- Artist: Salvador Dalí
- Year: 1937
- Medium: Oil on canvas
- Movement: Surrealism
- Dimensions: 51 cm × 77 cm (20.08 in × 30.31 in)
- Location: private collection;

= Swans Reflecting Elephants =

1937 painting by Salvador Dalí

Swans Reflecting Elephants is an oil on canvas painting by the Spanish surrealist Salvador Dalí, from 1937. It is held in a private collection.

==History and description==
This painting is from Dalí's Paranoiac-critical period. It contains one of Dalí's famous double images. The double images were a major part of Dalí's "paranoia-critical method", which he put forward in his 1935 essay "The Conquest of the Irrational". He explained his process as a "spontaneous method of irrational understanding based upon the interpretative critical association of delirious phenomena." Dalí used this method to bring forth the hallucinatory forms, double images and visual illusions that filled his paintings during the 1930s, most likely his most creative decade.

Swans Reflecting Elephants is created during the Surrealist movement. Dalí's interest in Sigmund Freud’s psychoanalytic theories is reflected in the work, which uses double images to illustrate themes related to the unconscious mind and the interplay between reality and illusion.

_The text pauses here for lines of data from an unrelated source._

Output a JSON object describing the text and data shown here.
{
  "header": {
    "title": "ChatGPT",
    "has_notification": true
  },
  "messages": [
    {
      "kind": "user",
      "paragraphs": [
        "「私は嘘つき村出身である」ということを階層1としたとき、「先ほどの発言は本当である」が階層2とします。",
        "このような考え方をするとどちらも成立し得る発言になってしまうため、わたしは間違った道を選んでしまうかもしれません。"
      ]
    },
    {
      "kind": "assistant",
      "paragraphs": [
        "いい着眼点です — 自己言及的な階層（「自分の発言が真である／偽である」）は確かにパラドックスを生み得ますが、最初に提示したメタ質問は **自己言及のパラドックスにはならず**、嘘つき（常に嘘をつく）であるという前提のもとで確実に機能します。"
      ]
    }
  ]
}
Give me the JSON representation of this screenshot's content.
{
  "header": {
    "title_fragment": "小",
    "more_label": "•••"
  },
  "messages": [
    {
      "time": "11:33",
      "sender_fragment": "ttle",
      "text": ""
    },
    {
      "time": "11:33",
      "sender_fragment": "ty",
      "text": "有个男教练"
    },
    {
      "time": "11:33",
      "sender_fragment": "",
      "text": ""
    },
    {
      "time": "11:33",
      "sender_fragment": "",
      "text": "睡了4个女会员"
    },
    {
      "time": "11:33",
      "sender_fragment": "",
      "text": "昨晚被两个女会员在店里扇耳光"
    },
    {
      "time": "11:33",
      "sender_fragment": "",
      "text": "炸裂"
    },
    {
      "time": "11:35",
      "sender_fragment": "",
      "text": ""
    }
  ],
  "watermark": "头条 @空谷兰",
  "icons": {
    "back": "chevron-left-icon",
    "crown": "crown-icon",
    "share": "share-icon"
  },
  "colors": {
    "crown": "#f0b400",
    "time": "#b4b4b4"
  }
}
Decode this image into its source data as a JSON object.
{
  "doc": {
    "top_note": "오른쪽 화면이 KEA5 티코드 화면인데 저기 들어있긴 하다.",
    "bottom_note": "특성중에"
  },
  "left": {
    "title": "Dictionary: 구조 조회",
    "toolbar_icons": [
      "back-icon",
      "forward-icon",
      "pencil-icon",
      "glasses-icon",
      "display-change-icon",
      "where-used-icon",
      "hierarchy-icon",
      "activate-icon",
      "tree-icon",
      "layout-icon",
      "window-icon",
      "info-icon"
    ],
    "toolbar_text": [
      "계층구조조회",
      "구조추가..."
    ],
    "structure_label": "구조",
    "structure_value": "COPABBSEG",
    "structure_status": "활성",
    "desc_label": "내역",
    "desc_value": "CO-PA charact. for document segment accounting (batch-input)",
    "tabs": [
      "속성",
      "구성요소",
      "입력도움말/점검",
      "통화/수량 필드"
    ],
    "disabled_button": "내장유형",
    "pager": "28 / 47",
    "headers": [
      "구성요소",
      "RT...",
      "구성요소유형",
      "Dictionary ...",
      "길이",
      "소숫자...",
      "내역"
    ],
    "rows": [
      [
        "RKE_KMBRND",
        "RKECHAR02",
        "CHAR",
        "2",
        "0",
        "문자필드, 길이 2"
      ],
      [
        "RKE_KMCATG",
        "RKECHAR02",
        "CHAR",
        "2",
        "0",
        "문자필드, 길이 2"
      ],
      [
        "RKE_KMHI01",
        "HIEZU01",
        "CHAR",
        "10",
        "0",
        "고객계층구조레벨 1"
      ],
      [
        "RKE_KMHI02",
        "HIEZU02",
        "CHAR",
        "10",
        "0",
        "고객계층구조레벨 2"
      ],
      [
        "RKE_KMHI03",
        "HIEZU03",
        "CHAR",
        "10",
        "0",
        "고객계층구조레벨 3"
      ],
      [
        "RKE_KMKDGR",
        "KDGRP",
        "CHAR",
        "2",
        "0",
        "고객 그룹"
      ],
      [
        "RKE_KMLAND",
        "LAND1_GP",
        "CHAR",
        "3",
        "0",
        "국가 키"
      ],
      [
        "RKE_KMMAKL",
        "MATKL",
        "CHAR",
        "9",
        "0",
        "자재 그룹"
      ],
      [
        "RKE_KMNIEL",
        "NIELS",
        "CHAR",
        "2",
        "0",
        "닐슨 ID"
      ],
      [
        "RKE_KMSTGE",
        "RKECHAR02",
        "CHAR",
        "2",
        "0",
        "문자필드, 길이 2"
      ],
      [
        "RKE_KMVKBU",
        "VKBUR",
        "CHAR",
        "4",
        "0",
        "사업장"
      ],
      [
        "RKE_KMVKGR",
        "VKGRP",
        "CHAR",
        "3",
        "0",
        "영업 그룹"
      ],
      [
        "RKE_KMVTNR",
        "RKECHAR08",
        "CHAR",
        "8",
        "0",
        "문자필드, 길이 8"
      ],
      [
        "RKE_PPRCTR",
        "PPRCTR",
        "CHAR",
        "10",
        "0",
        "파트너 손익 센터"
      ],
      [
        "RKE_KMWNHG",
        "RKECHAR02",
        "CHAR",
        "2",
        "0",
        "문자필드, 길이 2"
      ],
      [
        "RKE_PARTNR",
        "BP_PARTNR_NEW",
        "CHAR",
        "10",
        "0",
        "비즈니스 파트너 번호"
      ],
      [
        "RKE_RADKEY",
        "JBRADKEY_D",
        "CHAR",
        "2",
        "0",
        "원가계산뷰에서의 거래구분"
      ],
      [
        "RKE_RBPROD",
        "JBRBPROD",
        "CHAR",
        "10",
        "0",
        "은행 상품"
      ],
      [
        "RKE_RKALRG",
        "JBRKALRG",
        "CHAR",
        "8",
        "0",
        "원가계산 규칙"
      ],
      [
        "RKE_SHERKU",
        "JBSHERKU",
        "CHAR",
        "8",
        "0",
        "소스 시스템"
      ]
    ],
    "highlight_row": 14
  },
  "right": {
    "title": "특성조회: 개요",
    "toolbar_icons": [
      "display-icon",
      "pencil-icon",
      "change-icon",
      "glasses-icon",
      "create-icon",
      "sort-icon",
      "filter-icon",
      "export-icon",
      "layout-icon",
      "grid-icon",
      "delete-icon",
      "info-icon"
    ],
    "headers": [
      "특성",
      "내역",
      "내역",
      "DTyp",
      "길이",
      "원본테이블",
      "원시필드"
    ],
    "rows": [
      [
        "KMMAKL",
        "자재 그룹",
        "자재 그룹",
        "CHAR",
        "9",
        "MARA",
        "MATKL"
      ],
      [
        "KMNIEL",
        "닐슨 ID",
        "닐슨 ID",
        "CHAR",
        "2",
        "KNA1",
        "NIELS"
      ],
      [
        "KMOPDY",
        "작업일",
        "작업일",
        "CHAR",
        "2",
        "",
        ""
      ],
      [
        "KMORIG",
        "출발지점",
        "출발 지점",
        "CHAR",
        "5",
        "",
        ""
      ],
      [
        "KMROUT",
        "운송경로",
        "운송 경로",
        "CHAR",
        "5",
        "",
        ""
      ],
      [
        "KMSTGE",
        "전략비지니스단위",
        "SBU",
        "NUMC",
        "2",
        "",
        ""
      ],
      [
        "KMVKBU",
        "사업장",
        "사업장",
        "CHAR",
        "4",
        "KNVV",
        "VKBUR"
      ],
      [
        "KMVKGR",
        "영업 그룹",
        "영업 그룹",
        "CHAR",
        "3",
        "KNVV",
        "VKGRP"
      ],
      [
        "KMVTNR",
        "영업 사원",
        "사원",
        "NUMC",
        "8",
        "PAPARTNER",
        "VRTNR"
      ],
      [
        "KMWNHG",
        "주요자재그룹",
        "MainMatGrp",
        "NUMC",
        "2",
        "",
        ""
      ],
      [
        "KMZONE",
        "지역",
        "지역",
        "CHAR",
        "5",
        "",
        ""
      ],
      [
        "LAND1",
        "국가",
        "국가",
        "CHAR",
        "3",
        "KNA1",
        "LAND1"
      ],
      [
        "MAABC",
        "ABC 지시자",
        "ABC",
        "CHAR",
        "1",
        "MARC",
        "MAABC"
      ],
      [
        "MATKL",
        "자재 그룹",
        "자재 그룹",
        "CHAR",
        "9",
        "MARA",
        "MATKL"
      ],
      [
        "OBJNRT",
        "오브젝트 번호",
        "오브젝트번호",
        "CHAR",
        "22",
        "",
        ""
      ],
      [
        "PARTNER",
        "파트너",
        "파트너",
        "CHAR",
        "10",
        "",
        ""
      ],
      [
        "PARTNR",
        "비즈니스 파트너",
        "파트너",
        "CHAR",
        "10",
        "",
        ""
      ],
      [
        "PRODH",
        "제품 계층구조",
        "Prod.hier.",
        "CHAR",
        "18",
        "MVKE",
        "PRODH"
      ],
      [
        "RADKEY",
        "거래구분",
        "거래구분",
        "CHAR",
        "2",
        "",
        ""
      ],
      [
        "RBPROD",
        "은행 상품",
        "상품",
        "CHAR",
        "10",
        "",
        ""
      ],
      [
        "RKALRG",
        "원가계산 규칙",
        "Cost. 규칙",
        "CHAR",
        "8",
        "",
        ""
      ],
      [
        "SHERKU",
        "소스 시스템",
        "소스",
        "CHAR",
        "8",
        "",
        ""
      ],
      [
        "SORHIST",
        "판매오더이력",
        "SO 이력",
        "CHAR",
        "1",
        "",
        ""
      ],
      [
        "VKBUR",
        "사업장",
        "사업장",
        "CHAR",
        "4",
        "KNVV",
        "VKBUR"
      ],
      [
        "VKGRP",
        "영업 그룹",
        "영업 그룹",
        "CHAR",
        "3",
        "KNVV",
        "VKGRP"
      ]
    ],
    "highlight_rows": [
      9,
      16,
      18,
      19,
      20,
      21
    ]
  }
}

As with the earlier Metamorphosis of Narcissus, Swans Reflecting Elephants uses the reflection in a lake to create the double image seen in the painting. In Metamorphosis, the reflection of Narcissus is used to mirror the shape of the hand on the right of the picture. Here, the three swans in front of bleak, leafless trees are reflected in the lake so that the swans' necks become the elephants' trunks, the swans' bodies become the elephants' ears, and the trees become the legs of the elephants. In the background of the painting is a Catalan landscape depicted in fiery fall colors, the brushwork creating swirls in the cliffs that surround the lake, to contrast with the stillness of the water.